Senhor Spínola, muito obrigado é verdade... aquele senhor desumano, realmente deixou fazer do nosso quartel uma carreira de tiro, onde todos nós fomos o alvo.

Bem-haja.
Plácido Teixeira"

__________

Nota de CV:

[...]
Bernardino, não tenho ninguém da tua CCAV 3365. Obrigado pelos teus elogios ao nosso blogue (nosso, meu, teu, de todos nós). Está na altura de saltares os muros da parada e apresentares-te ao serviço... Sob pena de eu te considerar "desertor"... A Tabanca é Grande e é Nossa. Conheces as regras da casa. Manda as duas fotos da praxe. E conta-nos uma história de São Domingos. Um Alfa Bravo. Luís
[...]

Vd. último poste da série de 17 de Abril de 2010 > Guiné 63/74 - P6168: O Spínola que eu conheci (14): Sempre vi naquele homem, trinta e quatro anos mais velho do que eu, o Chefe Militar (Torcato Mendonça)

4 comentários:

JOSE CASIMIRO CARVALHO disse...

Camarada:
Li e respeito os encómios ao "Caco"
Infelizmente não partilho da tua efuziva alegria, pois a minha companhia tão vilipendiada foi apelidada pelo seu "cão de guerra" de cobardes e ratos em Gadamael e deu ordens á Força aerea para nos indicar o caminho de regresso (aos que em pánico,pelo holocausto) fugiam pelas margens, ou eram pura e simplesmente abatidos...e á Marinha para não nos recolher das garras da morte, Marinha que muito bem...não obedeceu...
Um abraço

J Carvalho
Gadamael

Manuel Joaquim disse...

Impressionante! Este texto do Placido Teixeira é "um murro no estômago" que talvez possa vir a abrir os olhos aos "poetas"que ainda hoje encenam vitórias (im)possíveis.

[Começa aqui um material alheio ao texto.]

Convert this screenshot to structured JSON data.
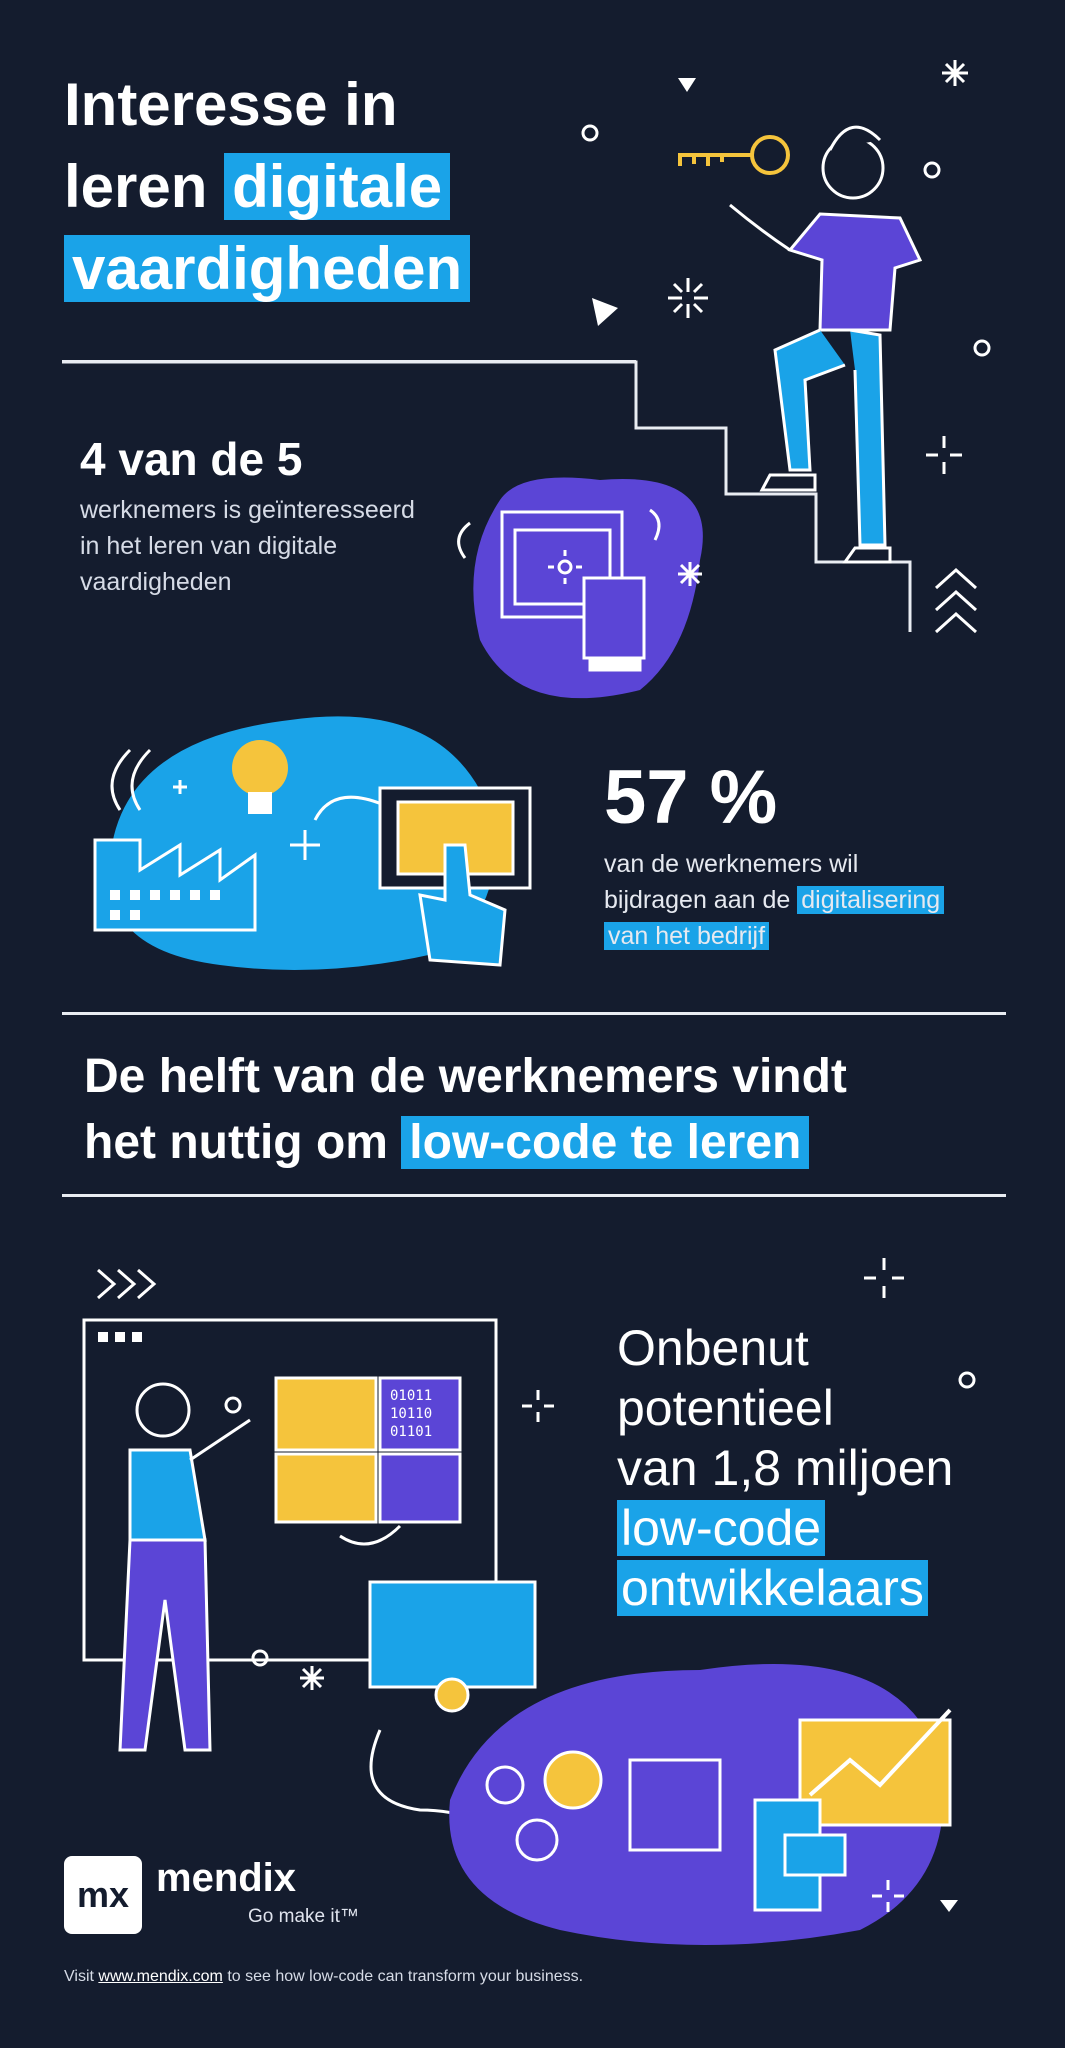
{
  "hero": {
    "title_line1": "Interesse in",
    "title_line2_plain": "leren",
    "title_line2_highlight": "digitale",
    "title_line3_highlight": "vaardigheden"
  },
  "stat1": {
    "headline": "4 van de 5",
    "line1": "werknemers is geïnteresseerd",
    "line2": "in het leren van digitale",
    "line3": "vaardigheden"
  },
  "stat2": {
    "headline": "57 %",
    "line1": "van de werknemers wil",
    "line2_plain": "bijdragen aan de",
    "line2_highlight": "digitalisering",
    "line3_highlight": "van het bedrijf"
  },
  "middle": {
    "line1": "De helft van de werknemers vindt",
    "line2_plain": "het nuttig om",
    "line2_highlight": "low-code te leren"
  },
  "potential": {
    "line1": "Onbenut",
    "line2": "potentieel",
    "line3": "van 1,8 miljoen",
    "line4_highlight": "low-code",
    "line5_highlight": "ontwikkelaars"
  },
  "illustration": {
    "binary_row1": "01011",
    "binary_row2": "10110",
    "binary_row3": "01101"
  },
  "brand": {
    "logo_mark": "mx",
    "name": "mendix",
    "tagline": "Go make it™"
  },
  "footer": {
    "prefix": "Visit",
    "link": "www.mendix.com",
    "suffix": "to see how low-code can transform your business."
  },
  "colors": {
    "background": "#141c2e",
    "blue": "#1aa3e8",
    "purple": "#5b45d6",
    "yellow": "#f5c43c"
  }
}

Que dizer mais?: Medo, angústia, horror, desespero, abandono...

"Nave de Loucos" à deriva!


Um abraço

Manuel Joaquim
(CCaç1419-Bissorã/Mansabá)

Anónimo disse...

Bernardino:


Não te esqueças do que prometeste há tempos... Agora faltam só as as 2 fotos da praxe:

"Obrigada Camarada Luis Graça, com fotografias e tudo o post tem mais notoriedade. Agradeço também o convite para contar algumas histórias da minha vida na C.CAV. 3365, em S. Domingos. Agora que passei a ter mais tempo disponível vou passar para o papel aquilo que a memória ainda retém, passados 38 anos, e prometo revelar alguns episódios daquele tempo.
Para já, vamos todos comprar água VIVA ao LIDL, para ajudar o povo de S. Domingos. Um abraço,
B. Parreira - Faro"...

Um abração. Até Breve. Luís Graça

JD disse...

Camaradas.
Este texto parece uma imensa ironia, um agradecimento ao ComChefe pelas agruras daquela vida,e, para culminar, a pretexto de ambições e promoções.
O ComChefe pode ter punido o Capitão, mas disso não temos notícia, nem podemos avaliar a justiça.
O Capitão podia ser incompetente, pois podia, mas sofreu com os outros.
E o Comanfante de Batalhão, e a falta de controle que, afinal, não havia sobre a actidvidade operacional, sobre os abastecimentos, sobre a intervenção rápida, sobre a solidariedade na guerra?
Estas são questões que denunciam algumas incapacidades do General.